Brush cutters and machetes and the endless attempt to tame the jungle and keep it from invading the scars made by man. Potholes and gravel and hot asphalt and the never-ending road work of brown-skinned men in yellow shirts and orange vests as a brown-and-white mutt, her belly swollen with a litter of unborn road dogs, supervises.

The road dogs themselves, all manner of size, colour, and breed, alone or in pairs, loping casually or running purposefully down the road to Manzanillo or all the way back to San Jose for all we know. For two nights in a row, a smelly road dog ambles silently up the jungle path to the Big House out of the dark. She rejects our meager offering of half a granola bar and some fresh water; she wants only to be scratched under her smelly chin and behind her smelly ears. She lies down on the mat where the door would be if the Big House had a door, sighs contentedly, and goes to sleep, where she dreams, I imagine, of roads.    

Battling Caribbean waves in the soft rain, the resistance of my muscles against the pull of the undertow, laughter tempered with that instinctual ocean fear, the taste of salt on my lips, salt stinging my eyes. Sand-coloured crabs creeping out from their holes when I sit quietly on a piece of rotting driftwood in the morning listening to the crashing of the waves as the beach comes alive with their wary sideways scuttling.

School children in bright green shirts, the colour of the rainforest, waiting at the bus stop at 6 a.m. Tourists wearing bikini tops riding rented bicycles without helmets. Ticos on scooters, heedless of oncoming trucks or tourists riding rented bicycles, darting over bridges and between the semi-trailers carrying loads of bananas.

Forests of bananas hanging in protective blue bags.

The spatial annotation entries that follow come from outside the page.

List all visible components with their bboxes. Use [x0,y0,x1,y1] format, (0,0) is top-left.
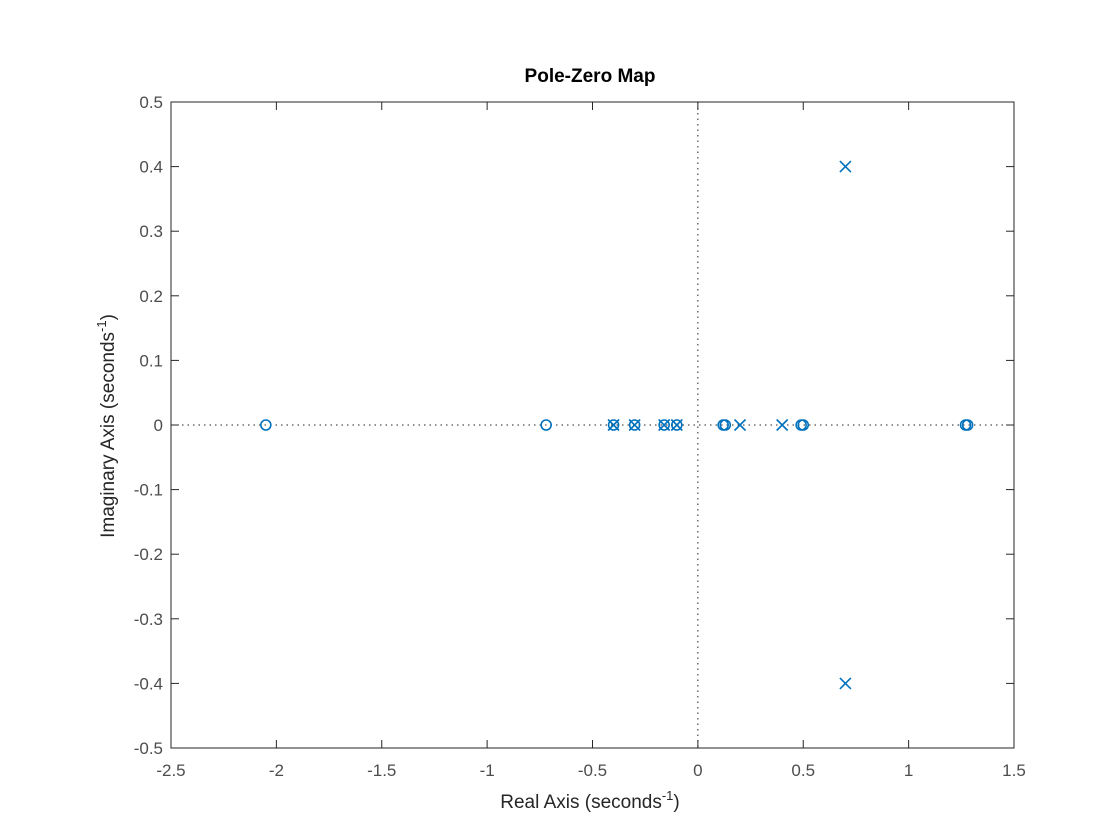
x-tick-label: 1 [904,761,913,780]
pole-marker [733,418,747,432]
y-tick-label: -0.5 [134,739,163,758]
x-axis-title: Real Axis (seconds-1) [500,788,679,813]
y-tick-label: -0.4 [134,674,163,693]
x-tick-label: -2.5 [156,761,185,780]
plot-area: -2.5 -2 -1.5 -1 -0.5 0 0.5 1 1.5 0.5 0.4 0.3 0.2 0.1 0… [134,93,1026,780]
x-axis-title-superscript: -1 [662,788,674,803]
zero-marker [607,419,620,431]
x-tick-label: -2 [269,761,284,780]
x-tick-label: -0.5 [578,761,607,780]
zero-marker [719,419,732,431]
y-axis-title-text: Imaginary Axis (seconds [98,332,119,538]
pole-marker [839,160,852,173]
axes-box [170,101,1015,749]
x-tick-label: 1.5 [1002,761,1026,780]
x-tick-label: -1.5 [367,761,396,780]
y-axis-title: Imaginary Axis (seconds-1) [94,314,119,538]
zero-marker [540,419,552,431]
pole-marker [839,677,852,690]
x-tick-label: -1 [480,761,495,780]
y-tick-label: -0.1 [134,481,163,500]
y-tick-label: -0.2 [134,545,163,564]
y-tick-label: 0.1 [139,351,163,370]
y-axis-title-superscript: -1 [94,320,109,332]
x-tick-label: 0.5 [791,761,815,780]
y-tick-label: -0.3 [134,610,163,629]
x-axis-title-close: ) [673,792,679,813]
pole-marker [776,418,789,432]
y-tick-label: 0.4 [139,158,163,177]
x-axis-title-text: Real Axis (seconds [500,792,662,813]
y-axis-title-close: ) [98,314,119,320]
chart-title: Pole-Zero Map [525,66,656,87]
zero-marker [260,419,272,431]
zero-marker [961,419,974,431]
y-tick-label: 0 [154,416,163,435]
y-tick-label: 0.2 [139,287,163,306]
x-tick-label: 0 [693,761,702,780]
zero-marker [658,419,670,431]
zero-marker [797,419,810,431]
zero-marker [628,419,641,431]
y-tick-label: 0.5 [139,93,163,112]
y-tick-label: 0.3 [139,222,163,241]
zero-marker [670,419,683,431]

The desire to steal one, to pick just one perfect ripe banana from a banana tree instead of from a bunch in a bin at the grocery store.

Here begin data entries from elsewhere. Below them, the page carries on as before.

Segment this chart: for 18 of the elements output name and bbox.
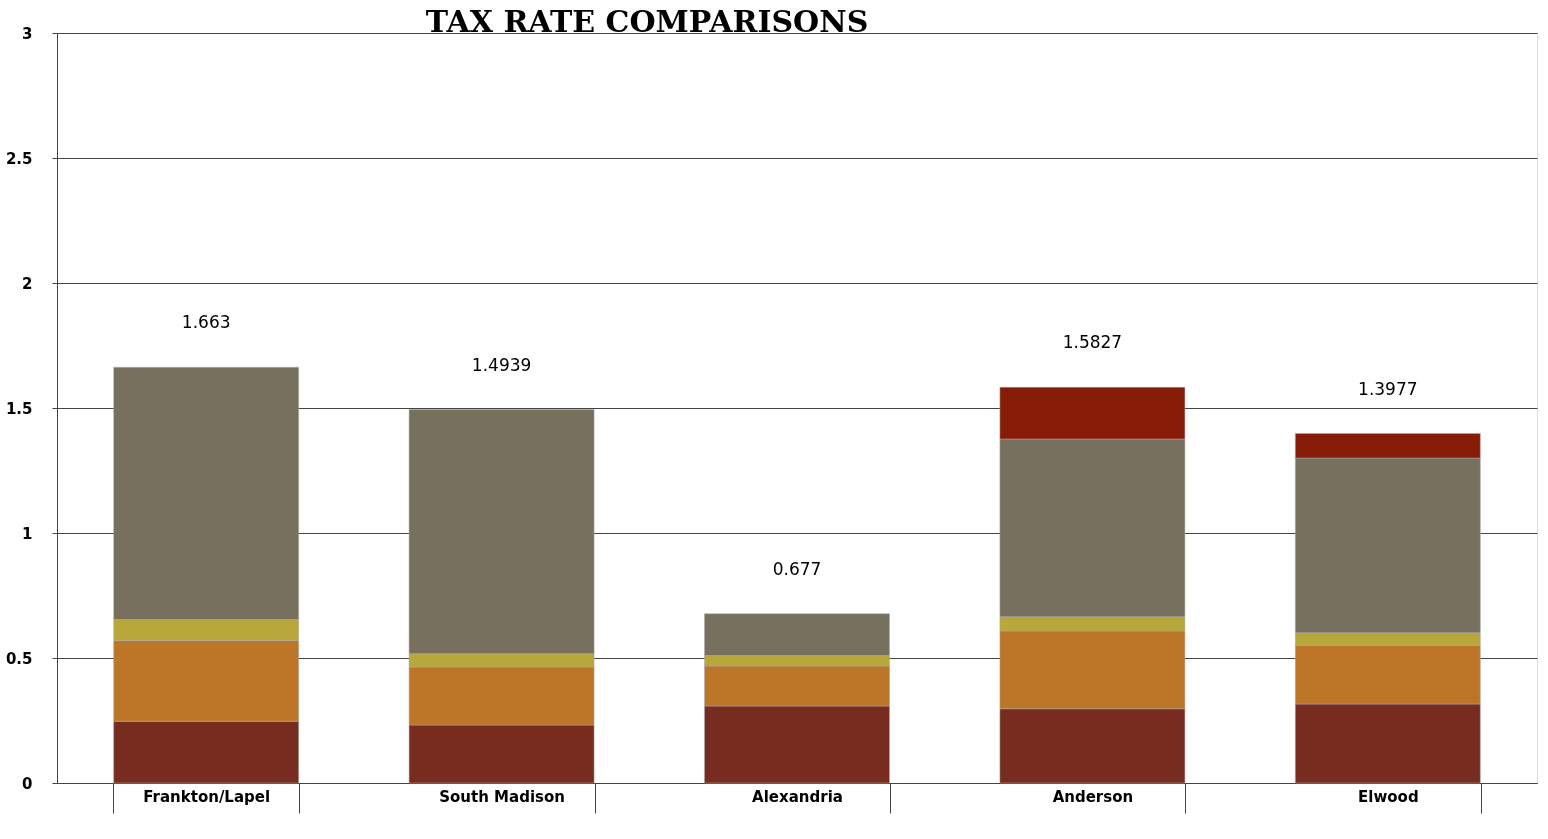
y-tick-label: 3 [22,24,33,43]
x-tick-label: Anderson [1052,787,1134,806]
y-tick-label: 0 [22,774,33,793]
x-tick-label: Frankton/Lapel [143,787,271,806]
x-tick-label: Alexandria [752,787,843,806]
y-tick-label: 1.5 [5,399,33,418]
chart-title: TAX RATE COMPARISONS [425,4,869,39]
y-tick-label: 0.5 [5,649,33,668]
total-label: 1.5827 [1062,332,1123,353]
y-tick-label: 1 [22,524,33,543]
y-tick-label: 2.5 [5,149,33,168]
x-tick-label: South Madison [439,787,565,806]
x-tick-label: Elwood [1358,787,1419,806]
total-label: 1.3977 [1358,378,1418,399]
total-label: 0.677 [772,558,822,579]
y-tick-label: 2 [22,274,33,293]
total-label: 1.4939 [471,354,532,375]
total-label: 1.663 [181,312,231,333]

We coo over a sleepy two-fingered sloth hidden in a blanket nest, her tiny pig nose and tiny pink tongue as I offer her a fuchsia flower. We take photographs of orphaned baby three-fingered sloths, barely bigger than my hand, tiny smiling buddha brothers who fill me with joy. Our guide explains how he takes the young ocelot out into the jungle every day to hunt spiders and lizards and grow wild enough to spend his life in the rainforest where he belongs, how already the cat sneaks up behind him and attacks his neck; we are lucky to be here, lucky to touch this wild creature. We play with baby howler monkeys on a baby jungle gym and one of them leaps onto my head and sucks my finger. We cuddle capuchins and spider monkeys and howler monkeys and feed them from bottles and offer them pieces of broccoli. They use us as springboards to jump and swing.

We put on rubber boots and tromp through the mud of the rainforest after dark armed with weak flashlights in search of frogs and spiders and snakes and other scary things, but we make sure we are back by 9:30, when the really dangerous things, the fer-de-lance and the pit viper and the jaguar, come out to hunt.  

We enjoy steak chimichurri at La Refugio, rice and beans and Caribbean chicken at the Cool and Calm Cafe, ahi tuna at Jungle Love, pina coladas at Koki Beach, whole red snapper and lobster and rondon and chicharrones and chifrijo and fresh coconut that we smash ourselves.

A night-time visit from an opossum, who smells our bananas even through the plastic container we keep them in; his tail is immeasurably long and hairless, a giant raccoon-rat nonplussed by our presence. The death of a vibrant blue ortho butterfly. The theft of a bag of chips from unsuspecting picnickers by a cheeky white-faced capuchin on the Cahuita trail.

 A Jesus lizard says a Hail Mary and leaps from a vine in front of our canoe and skips miraculously across the water to the shore. A gust of wind shakes the tops of the trees and sends a shower of orange petals raining softly down on us. Buttercup, the wise old sage, wraps her strong sloth arm around her neck and screams.

Overflowing garbage bins and a breakfast club of vultures in Puerto Viejo at dawn. A magical glen like something out of a fairy tale, the grazing horses hiding their unicorn horns and pegasus wings from human eyes as we drive past on our way home.